Wednesday, July 6, 2011

A Crunchy Low-Carb Snack

One of the things that are hard to get in low carbs is crunch.

FritoLay Baken-Ets are tasty, crunchy, pure meat--no additives, and only 5 grams of carbs in a big bag.

Friday, May 20, 2011

Scientific American on Side

It looks like our work may be close to done. A front-page article in today's online edition supports the low-carb message and blames high carb diets for 'obesity, heart disease, and other health problems faced by many Americans.'

This is a remarkable turn of events. Let's hope SciAm's imprimatur is the beginning of the end for the high-fat myth.

Monday, May 16, 2011

Tubers rescued after falling in B.C. river

I was disappointed to read that this headline wasn't about a wayward truckload of potatoes.

Put whipped cream on top of pinapple cream cheese and freeze. Eat right out of the freezer. Amazing treat. No carbs.

Saturday, February 19, 2011

Scrambled Eggs a la Carnivore for Two

Take no prisoners.

Start by putting half a stick (60g) of butter in a frying pan at low/medium low--just enough to bubble but not brown.

Warm a quarter cup of small chunks of cooked meat and a couple tablespoons of spicy salsa in the microwave.

Put six eggs and a quarter cup of cream in a mixing bowl and whisk to a froth. Put it in the pan and scramble slowly. When the eggs start to cook, add the meat. 

If the eggs brown, the pan was too hot; start again. You want to poach the eggs, not fry them.

Serves two and costs less than one Starbucks coffee.

Wednesday, February 16, 2011

Stop Selling Low Carb

Has it really been more than a month? I've been busier than it feels.

In any case, I've come to the conclusion that we should stop doing missionary work pushing a low carb diet. I know, it's hard not to try to save the world, but in this case it's counter-productive.

First, you're pushing a rock uphill against a trillion-dollar carb industry and government "health" organizations that can't admit that, since 1970, their advice has been killing people.

More important is a simple market fact: The more demand there is for high-carb, low-fat foods, the less demand there is for our kind of food.

Low demand means low prices--an equation I see every week in my grocery bill. It was really evident when we started this carnivorous experiment--it cut more than 50% from our grocery bill, which was already low-carb. And the downward curve continues, not because our diet is changing, but because prices are. The prices of eggs, common cheeses, butter, frozen or smoked fish, and not-lean meat are all creeping downward.

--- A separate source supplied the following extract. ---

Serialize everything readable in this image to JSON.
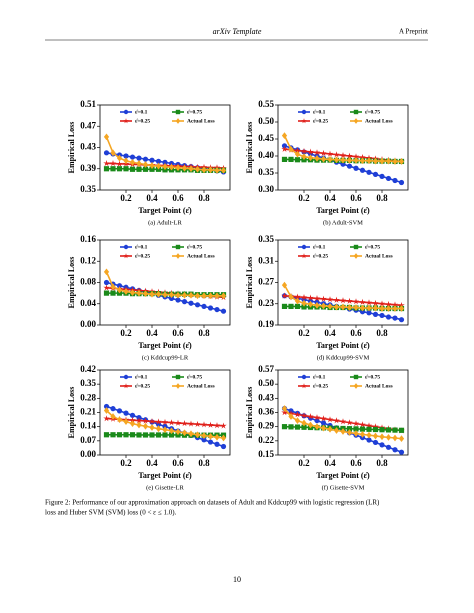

So Give It Up. When the conversation turns to diet, smile knowingly and be a good listener. When pressed about your carnivorous choices, say it's a choice you've made, just as others choose to be vegetarians (or vegans--is there a difference?).  Let your good health and high IQ speak for themselves.

Monday, January 10, 2011

Three Whole-Grain Portions Daily May Lower Cardiovascular Risk

    This one's a beaut.

" Daily consumption of 3 portions of whole-grain foods (WGF) is linked to lower cardiovascular disease (CVD) risk in healthy, middle-aged people mainly by lowering blood pressure (BP), according to the results of a randomized controlled dietary trial reported in the American Journal of Clinical Nutrition. (Am J Clin Nutr. 2010;92:733-740)

Given the role that fiber plays in slowing down the digestion of carbohydrates, everything these folk found can be explained by lowered blood glucose levels. Here's where it gets really entertaining:

"Although the mechanisms by which WGFs decrease BP remain unclear, our findings have important public health implications and provide a sound scientific basis for advising the daily consumption of 3 servings of WGF to combat CVD."

In fact, what they found was a statistical clue to do some science. They admit that the science eludes them and they can't figure out why WGF loading would lower BP.  Nor do they seem disposed to look for the science or consider the possibility that their assumptions are flawed.
    Another indicator of the shortage of three-digit IQs in the nutritional sciences.